Frequent commenter Alon Levy found a glossy English-language PDF (part 1, part 2) from Moscow’s Metro, showing off the latest stations and performance statistics. He has a question about the Circle Line:
The circular line is not well-patronized by local standards. It ranks 6th out of 11 in ridership. Its problem, I think, is that its radius is too small; it was built as a reliever for the central radial/radial transfer points, but is not as useful by itself. This is different from the Yamanote and Oedo Lines and especially Seoul’s Line 2, which are really multiple lines joined together as a circle.
Do you think my explanation here is correct? Or could there be other factors why some circular lines work better than others?
First things first: ranking 6th out of 11 in ridership is a meaningless statistic. All that matters is ridership per unit of service (e.g. per train hour) if you want to evaluate the use of the service itself. You can also talk about ridership per route km or per station if you want to evaluate the use of the infrastructure. Ridership figures mean something only when compared to some unit of investment, or when compared to the same service in a different time period. Transit lines are of vastly different sizes and scales, so the ridership on a transit line means nothing when compared directly to any other transit line.
As usual, you can find lots of cool maps of the Moscow Metro with a touch of Googling. I like this one. But the short answer to Alon’s question is this: Wikipedia gives the circumference of the Circle Line as 19.3 km. Let’s imagine for simplicity that the line really is an exact circle, and look at the geometry.
A circumference of 19.3 km gives us a diameter of 6.1 km. So the longest one-way trip you could want to make on the Circle line is 6.1 km linear distance away, though via the Circle Line it’s 9.15 km (half the circumference). Many of those trips, though, are served more directly by one of the many radial lines, most of which flow through across the city.
So note one geometric challenge of any circle line: Nobody will ever want to ride more than half of it, because if you ride more than halfway around the circle, the trip would have been shorter if you’d ridden the line the other way. By contrast, all of the radial lines of the Moscow Metro are useful for long trips as well as short ones.
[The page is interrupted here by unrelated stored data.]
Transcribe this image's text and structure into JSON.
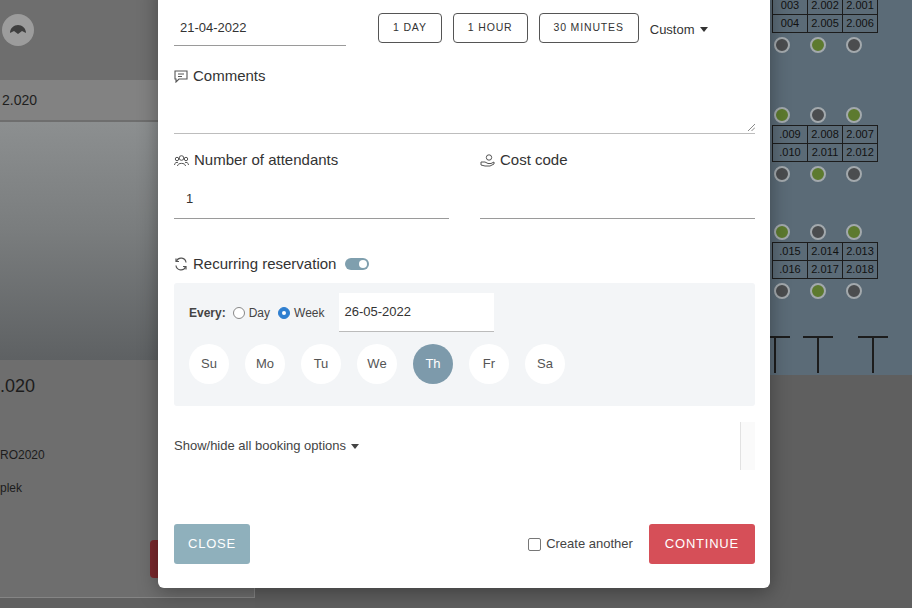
{
  "page": {
    "header": "2.020",
    "title": ".020",
    "code": "RO2020",
    "type": "plek"
  },
  "floor_plan": {
    "groups": [
      {
        "seats_top": [],
        "rows": [
          [
            "003",
            "2.002",
            "2.001"
          ],
          [
            "004",
            "2.005",
            "2.006"
          ]
        ],
        "seats_bottom": [
          {
            "color": "#4b4d4f"
          },
          {
            "color": "#5d7a2f"
          },
          {
            "color": "#4b4d4f"
          }
        ]
      },
      {
        "seats_top": [
          {
            "color": "#5d7a2f"
          },
          {
            "color": "#4b4d4f"
          },
          {
            "color": "#5d7a2f"
          }
        ],
        "rows": [
          [
            ".009",
            "2.008",
            "2.007"
          ],
          [
            ".010",
            "2.011",
            "2.012"
          ]
        ],
        "seats_bottom": [
          {
            "color": "#4b4d4f"
          },
          {
            "color": "#5d7a2f"
          },
          {
            "color": "#4b4d4f"
          }
        ]
      },
      {
        "seats_top": [
          {
            "color": "#5d7a2f"
          },
          {
            "color": "#4b4d4f"
          },
          {
            "color": "#5d7a2f"
          }
        ],
        "rows": [
          [
            ".015",
            "2.014",
            "2.013"
          ],
          [
            ".016",
            "2.017",
            "2.018"
          ]
        ],
        "seats_bottom": [
          {
            "color": "#4b4d4f"
          },
          {
            "color": "#5d7a2f"
          },
          {
            "color": "#4b4d4f"
          }
        ]
      }
    ]
  },
  "booking": {
    "date": "21-04-2022",
    "durations": [
      {
        "label": "1 DAY"
      },
      {
        "label": "1 HOUR"
      },
      {
        "label": "30 MINUTES"
      }
    ],
    "custom": "Custom",
    "comments": {
      "label": "Comments"
    },
    "attendants": {
      "label": "Number of attendants",
      "value": "1"
    },
    "cost_code": {
      "label": "Cost code"
    },
    "recurring": {
      "label": "Recurring reservation",
      "on": true
    },
    "every": {
      "label": "Every:",
      "options": [
        {
          "label": "Day",
          "selected": false
        },
        {
          "label": "Week",
          "selected": true
        }
      ],
      "until": "26-05-2022"
    },
    "days": [
      {
        "label": "Su",
        "selected": false
      },
      {
        "label": "Mo",
        "selected": false
      },
      {
        "label": "Tu",
        "selected": false
      },
      {
        "label": "We",
        "selected": false
      },
      {
        "label": "Th",
        "selected": true
      },
      {
        "label": "Fr",
        "selected": false
      },
      {
        "label": "Sa",
        "selected": false
      }
    ],
    "options_toggle": "Show/hide all booking options",
    "create_another": {
      "label": "Create another",
      "checked": false
    },
    "buttons": [
      {
        "label": "CLOSE",
        "kind": "secondary"
      },
      {
        "label": "CONTINUE",
        "kind": "primary"
      }
    ]
  }
}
This is actually a corollary of an even more basic piece of transit geometry, which is that if you imagine an area of even density, the transit line that will cover the largest area with the smallest number of line-km is a straight line, not a curved or bending line. A straight line also has the unique feature of being the shortest path between any two points on the line, whereas a curved line is always longer than the shortest path.
So the Circle Line will never be ridden more than 9.1 km. When it is ridden 9.1 km, it will be for the purpose of going a linear distance of only 6.1 km. That suggests to me that with some armwaving, the dominant tripmaking on the Circle line is probably trips of 3-6 km. (Less than 3 km, your trip is often faster via surface transit, or even by walking, because of access time at subway stations.)
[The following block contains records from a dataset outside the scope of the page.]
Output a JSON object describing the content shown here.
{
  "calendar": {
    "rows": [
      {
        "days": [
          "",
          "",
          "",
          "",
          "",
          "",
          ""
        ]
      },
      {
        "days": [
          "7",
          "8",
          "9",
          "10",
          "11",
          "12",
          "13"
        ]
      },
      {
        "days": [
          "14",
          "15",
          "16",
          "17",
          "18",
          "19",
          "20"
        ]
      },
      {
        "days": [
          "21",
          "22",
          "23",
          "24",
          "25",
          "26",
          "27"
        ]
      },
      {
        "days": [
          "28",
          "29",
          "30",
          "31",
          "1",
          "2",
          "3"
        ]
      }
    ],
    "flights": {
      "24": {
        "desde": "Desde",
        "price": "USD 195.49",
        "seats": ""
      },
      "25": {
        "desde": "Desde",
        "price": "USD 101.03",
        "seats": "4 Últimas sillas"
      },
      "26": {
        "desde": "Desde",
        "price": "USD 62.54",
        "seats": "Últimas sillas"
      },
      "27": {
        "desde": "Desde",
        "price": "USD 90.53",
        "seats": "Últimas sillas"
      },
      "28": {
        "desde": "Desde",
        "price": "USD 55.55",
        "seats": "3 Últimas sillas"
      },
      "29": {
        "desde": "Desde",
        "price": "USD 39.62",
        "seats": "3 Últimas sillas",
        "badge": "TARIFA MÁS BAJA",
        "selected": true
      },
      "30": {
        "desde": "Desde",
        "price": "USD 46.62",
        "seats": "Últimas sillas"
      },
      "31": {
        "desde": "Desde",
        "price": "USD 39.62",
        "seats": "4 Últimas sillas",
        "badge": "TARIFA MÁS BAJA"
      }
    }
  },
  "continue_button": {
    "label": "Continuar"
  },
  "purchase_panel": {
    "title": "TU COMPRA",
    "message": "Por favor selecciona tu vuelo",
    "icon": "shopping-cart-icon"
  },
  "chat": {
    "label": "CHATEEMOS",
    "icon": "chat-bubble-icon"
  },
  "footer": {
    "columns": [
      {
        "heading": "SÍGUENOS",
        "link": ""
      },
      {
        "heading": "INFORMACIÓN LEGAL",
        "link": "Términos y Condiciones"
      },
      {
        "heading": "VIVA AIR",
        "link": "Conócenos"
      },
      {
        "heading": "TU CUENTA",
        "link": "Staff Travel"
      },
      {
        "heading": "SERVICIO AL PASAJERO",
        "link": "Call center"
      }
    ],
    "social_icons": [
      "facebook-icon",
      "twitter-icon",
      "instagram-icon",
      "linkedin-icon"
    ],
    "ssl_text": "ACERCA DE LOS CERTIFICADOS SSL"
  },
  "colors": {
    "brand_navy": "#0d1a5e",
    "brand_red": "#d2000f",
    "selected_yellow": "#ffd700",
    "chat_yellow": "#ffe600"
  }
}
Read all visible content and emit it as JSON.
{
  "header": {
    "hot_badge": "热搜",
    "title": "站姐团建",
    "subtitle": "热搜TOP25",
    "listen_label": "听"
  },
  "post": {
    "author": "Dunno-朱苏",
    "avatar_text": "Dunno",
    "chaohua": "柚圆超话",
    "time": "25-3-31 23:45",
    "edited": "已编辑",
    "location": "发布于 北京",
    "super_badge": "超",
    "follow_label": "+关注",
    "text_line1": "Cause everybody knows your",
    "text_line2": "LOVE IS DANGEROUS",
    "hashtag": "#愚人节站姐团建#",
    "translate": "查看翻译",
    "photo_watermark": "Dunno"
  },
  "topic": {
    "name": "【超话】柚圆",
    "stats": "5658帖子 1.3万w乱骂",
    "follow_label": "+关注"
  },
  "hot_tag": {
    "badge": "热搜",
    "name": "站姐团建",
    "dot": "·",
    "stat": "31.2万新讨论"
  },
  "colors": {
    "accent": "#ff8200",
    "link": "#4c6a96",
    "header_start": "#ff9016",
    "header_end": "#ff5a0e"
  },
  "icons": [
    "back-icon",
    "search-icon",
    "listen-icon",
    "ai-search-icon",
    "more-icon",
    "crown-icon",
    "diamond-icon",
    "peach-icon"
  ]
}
That’s pretty short, a lot shorter than the average trip on most systems, and I bet it’s a lot shorter than the average trip on Moscow’s radial subway lines.
So yes, successful circle lines (like London’s and Tokyo’s, and the one that Montréal is planning) are much larger than Moscow’s, so that even a trip around 1/4 to 1/3 of the arc of the circle is a fairly long corridor, usually 10 or more stations, which is the most direct link between all of those stations. On Moscow’s 11-station Circle Line, 5 stations is halfway around the loop, so you’re likely to be using the line to go only 2-4 stations. That’s a pretty limited market for a single direction of a subway line.
And remember, this basic geometry is true of circular surface transit too, whether bus or rail or tram, though surface transit requires less access time than subways and therefore can be useful for shorter trips, thus justifying smaller circles.